From 1941 to 2009 there have been over 60 documented cases of people who abruptly begin speaking in what their families and friends perceive as foreign accents. The condition known as Foreign Accent Syndrome was long thought to be psychiatric or even imagined, until Gurd et al. from Oxford University found a physiological basis. Namely, in a number of cases of patients diagnosed with Foreign Accent Syndrome, brain scans revealed substantive damage to areas postulated to coordinate linguistic ability.
Individuals suffering from Foreign Accent Syndrome (FAS) report that speaking is labored and forced, akin to people suffering speech impediments. Despite sensationalist and unlikely claims including a case of a Croatian who spontaneously spoke fluent German (more on this coming soon), FAS patients do not actually adopt a foreign accent. Instead, researchers hypothesize that damage to the brain results in difficulty pronouncing certain tones/pitches/phenomes, resulting in modified speaking patterns.

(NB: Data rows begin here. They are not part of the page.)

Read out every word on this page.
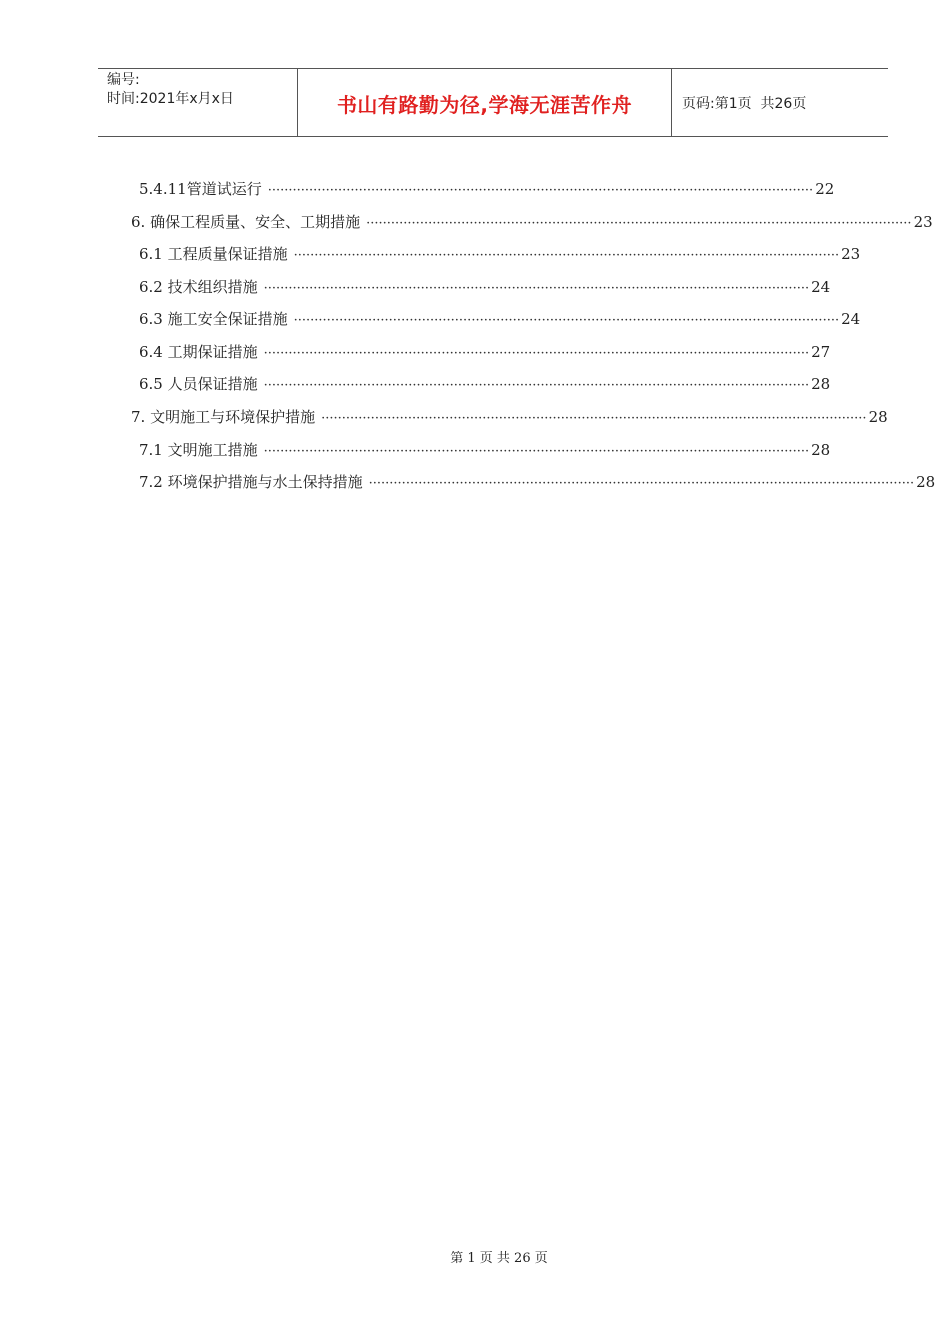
编号:
时间:2021年x月x日	书山有路勤为径,学海无涯苦作舟	页码:第1页  共26页
5.4.11管道试运行 ···································································································································· 22
6. 确保工程质量、安全、工期措施 ···································································································································· 23
6.1 工程质量保证措施 ···································································································································· 23
6.2 技术组织措施 ···································································································································· 24
6.3 施工安全保证措施 ···································································································································· 24
6.4 工期保证措施 ···································································································································· 27
6.5 人员保证措施 ···································································································································· 28
7. 文明施工与环境保护措施 ···································································································································· 28
7.1 文明施工措施 ···································································································································· 28
7.2 环境保护措施与水土保持措施 ···································································································································· 28
第 1 页 共 26 页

Notably, brain damage might impair the ability to pronounce terminal “r” sounds, endowing non-Bostonians with the characteristic, terminal “r”-less Boston accent. Though other key features of the accent may be missing, people who interact with the FAS patient likely experience pareidolia (which, though unrelated, is attributed to the “Face on Mars” photo).
Clinicians postulate the disorder likely results from physical trauma to the brain or from stressful experiences including stroke.